For opponents, the SCOTUS decision on gay marriage represents an unlawful power grab that defies the Constitution, but for the majority of the nation and the court, it represents just the opposite. The Equal Protection clause of the 14th Amendment guarantees that all US citizens are to be treated equally from state to state. Justice Kennedy’s closing paragraph stands as a pillar of legal and moral truth that gave me goose bumps when I read it:
“No union is more profound than marriage, for it embodies the highest ideals of love, fidelity, devotion, sacrifice, and family. In forming a marital union, two people become something greater than once they were. As some of the petitioners in these cases demonstrate, marriage embodies a love that may endure even past death. It would misunderstand these men and women to say they disrespect the idea of marriage. Their plea is that they do respect it, respect it so deeply that they seek to find its fulfillment for themselves. Their hope is not to be condemned to live in loneliness, excluded from one of civilization’s oldest institutions. They ask for equal dignity in the eyes of the law.
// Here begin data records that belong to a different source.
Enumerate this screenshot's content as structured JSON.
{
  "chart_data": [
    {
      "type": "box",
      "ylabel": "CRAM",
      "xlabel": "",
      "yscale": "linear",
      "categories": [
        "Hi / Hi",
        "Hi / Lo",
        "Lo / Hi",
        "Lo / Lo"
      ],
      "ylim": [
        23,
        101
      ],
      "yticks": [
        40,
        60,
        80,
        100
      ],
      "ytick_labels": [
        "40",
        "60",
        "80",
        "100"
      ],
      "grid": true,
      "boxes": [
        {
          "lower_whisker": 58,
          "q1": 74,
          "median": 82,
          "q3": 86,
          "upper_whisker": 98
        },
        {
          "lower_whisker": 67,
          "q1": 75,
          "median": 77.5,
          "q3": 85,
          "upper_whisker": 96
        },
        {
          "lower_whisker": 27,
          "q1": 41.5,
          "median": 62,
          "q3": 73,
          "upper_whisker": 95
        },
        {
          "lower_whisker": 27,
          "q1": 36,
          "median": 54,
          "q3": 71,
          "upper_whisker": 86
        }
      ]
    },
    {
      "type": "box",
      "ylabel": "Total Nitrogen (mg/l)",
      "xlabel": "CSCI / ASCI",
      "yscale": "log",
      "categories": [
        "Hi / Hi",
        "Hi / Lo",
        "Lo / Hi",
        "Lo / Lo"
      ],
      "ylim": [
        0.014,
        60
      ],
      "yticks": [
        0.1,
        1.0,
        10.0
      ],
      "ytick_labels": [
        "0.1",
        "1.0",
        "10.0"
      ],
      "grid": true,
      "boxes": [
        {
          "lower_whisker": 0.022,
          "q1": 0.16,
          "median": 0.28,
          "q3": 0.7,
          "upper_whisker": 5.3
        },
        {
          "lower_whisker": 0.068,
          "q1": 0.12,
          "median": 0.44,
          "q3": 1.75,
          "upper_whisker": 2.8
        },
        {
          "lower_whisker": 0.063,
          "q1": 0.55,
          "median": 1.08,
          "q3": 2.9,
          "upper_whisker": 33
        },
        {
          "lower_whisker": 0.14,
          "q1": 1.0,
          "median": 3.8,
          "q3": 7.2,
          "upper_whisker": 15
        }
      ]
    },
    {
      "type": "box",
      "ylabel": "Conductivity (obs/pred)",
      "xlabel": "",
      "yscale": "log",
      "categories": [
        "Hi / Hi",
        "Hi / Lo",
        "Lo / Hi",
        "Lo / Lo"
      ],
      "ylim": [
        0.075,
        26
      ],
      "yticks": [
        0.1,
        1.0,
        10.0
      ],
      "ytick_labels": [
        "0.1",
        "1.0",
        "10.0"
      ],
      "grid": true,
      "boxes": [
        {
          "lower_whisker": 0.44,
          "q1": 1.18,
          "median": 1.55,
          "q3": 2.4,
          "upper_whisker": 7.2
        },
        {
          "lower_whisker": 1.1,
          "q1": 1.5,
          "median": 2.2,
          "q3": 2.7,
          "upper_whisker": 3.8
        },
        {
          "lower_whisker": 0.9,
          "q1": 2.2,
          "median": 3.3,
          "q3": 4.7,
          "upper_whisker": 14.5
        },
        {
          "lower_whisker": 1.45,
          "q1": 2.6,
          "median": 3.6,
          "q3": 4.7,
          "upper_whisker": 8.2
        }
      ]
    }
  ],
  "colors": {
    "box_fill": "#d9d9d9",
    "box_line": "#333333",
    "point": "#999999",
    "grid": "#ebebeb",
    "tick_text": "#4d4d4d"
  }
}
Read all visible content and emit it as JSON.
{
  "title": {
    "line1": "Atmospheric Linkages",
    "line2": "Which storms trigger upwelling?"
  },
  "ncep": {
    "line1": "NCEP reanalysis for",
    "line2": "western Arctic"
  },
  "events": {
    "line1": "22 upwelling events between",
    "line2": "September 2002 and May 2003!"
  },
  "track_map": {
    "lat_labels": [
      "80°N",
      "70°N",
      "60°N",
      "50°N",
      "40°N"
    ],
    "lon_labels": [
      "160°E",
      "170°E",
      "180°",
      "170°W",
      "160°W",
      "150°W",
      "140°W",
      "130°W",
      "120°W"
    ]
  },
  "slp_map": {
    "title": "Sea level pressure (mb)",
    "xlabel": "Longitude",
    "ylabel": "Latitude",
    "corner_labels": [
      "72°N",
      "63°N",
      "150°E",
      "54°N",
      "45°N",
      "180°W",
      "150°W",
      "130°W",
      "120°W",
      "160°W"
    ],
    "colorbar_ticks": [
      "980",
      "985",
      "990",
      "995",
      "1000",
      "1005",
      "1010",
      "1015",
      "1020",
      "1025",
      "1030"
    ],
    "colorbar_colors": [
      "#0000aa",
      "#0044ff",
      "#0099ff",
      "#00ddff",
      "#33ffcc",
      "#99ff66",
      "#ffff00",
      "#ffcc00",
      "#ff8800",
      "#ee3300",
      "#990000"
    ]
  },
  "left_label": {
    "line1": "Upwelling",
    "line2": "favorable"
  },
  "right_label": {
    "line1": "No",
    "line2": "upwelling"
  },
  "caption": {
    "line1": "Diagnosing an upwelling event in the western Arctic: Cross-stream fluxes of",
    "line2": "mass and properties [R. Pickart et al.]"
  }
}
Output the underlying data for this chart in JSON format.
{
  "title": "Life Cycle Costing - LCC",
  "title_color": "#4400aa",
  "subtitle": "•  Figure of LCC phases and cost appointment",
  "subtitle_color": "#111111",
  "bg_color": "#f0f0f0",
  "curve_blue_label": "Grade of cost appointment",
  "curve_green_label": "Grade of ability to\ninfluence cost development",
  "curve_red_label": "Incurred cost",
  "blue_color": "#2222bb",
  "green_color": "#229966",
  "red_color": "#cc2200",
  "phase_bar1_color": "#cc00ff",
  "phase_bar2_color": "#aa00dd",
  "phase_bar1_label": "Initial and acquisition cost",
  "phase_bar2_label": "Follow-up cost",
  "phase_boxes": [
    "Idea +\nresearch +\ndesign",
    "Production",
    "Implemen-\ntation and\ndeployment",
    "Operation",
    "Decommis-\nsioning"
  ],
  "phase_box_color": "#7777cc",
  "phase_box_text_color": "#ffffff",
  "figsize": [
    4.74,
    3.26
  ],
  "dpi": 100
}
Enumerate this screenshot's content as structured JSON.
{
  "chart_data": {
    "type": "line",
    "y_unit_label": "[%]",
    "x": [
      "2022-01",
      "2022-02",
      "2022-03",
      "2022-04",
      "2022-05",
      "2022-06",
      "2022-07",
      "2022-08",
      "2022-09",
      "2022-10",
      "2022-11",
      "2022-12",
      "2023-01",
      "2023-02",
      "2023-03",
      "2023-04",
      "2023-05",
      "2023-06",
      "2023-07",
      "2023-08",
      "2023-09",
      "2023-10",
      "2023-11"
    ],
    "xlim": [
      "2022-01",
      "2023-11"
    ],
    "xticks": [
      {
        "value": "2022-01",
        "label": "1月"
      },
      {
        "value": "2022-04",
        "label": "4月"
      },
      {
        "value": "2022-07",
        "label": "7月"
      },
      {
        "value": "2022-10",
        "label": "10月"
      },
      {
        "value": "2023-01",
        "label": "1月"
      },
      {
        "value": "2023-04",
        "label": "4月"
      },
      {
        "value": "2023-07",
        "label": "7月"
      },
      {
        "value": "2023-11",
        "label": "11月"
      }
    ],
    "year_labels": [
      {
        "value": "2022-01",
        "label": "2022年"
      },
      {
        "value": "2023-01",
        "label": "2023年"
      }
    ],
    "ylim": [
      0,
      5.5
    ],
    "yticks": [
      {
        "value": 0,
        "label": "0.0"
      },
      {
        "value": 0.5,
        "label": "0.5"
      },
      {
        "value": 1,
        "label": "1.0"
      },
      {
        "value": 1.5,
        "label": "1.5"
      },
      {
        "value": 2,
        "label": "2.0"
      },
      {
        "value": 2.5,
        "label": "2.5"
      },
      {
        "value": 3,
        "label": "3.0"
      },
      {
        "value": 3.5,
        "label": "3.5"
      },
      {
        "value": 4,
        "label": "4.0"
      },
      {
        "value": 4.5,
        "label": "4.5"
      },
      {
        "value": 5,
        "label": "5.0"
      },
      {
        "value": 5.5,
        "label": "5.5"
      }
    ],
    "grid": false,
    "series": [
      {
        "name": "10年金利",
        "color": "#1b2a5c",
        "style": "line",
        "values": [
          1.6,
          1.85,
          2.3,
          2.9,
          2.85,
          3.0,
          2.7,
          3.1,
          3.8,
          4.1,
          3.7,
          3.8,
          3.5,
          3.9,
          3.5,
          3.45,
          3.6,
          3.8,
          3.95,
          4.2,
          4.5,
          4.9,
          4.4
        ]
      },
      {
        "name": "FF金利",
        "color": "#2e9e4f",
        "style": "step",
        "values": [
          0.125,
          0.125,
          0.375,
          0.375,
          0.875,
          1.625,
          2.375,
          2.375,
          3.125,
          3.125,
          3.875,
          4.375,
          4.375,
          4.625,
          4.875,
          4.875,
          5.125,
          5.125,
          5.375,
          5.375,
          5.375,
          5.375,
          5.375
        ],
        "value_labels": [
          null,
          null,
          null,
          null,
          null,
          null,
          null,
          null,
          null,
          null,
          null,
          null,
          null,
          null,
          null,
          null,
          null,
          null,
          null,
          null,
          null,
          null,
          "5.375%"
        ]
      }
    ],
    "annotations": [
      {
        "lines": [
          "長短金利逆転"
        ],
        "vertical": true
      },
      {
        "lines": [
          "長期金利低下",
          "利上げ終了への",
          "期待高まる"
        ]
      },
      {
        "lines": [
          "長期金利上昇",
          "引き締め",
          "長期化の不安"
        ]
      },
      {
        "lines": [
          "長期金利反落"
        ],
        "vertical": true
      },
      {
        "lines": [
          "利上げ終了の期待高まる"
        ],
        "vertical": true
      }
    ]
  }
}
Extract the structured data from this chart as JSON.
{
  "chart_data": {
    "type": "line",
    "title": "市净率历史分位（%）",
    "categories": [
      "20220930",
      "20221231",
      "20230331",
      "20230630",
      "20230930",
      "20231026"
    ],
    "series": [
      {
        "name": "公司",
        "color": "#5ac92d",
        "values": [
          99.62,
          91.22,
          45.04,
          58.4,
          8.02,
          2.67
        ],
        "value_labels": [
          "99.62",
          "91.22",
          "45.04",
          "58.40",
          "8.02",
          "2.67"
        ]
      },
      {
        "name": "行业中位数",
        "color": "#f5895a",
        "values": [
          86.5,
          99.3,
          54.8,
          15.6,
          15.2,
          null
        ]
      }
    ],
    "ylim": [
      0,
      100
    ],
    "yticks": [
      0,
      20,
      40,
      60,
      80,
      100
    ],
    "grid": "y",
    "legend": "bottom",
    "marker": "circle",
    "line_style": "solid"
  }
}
The Constitution grants them that right.”
In their decision, the court didn’t construct a law giving gay people the right to marry, they simply struck down the state laws that were keeping Americans from being treated equally under the Constitution. They re-affirmed gays rights to life, liberty and the pursuit of happiness that the rest of us sometime take for granted. For the religious-minded among us, the court was reminding everyone of the age-old proverb, do unto others as you would have them do unto you. Return kindness with kindness. Respect with respect and love with love. What a wonderful time to be an American. Today is indeed a good day to dye.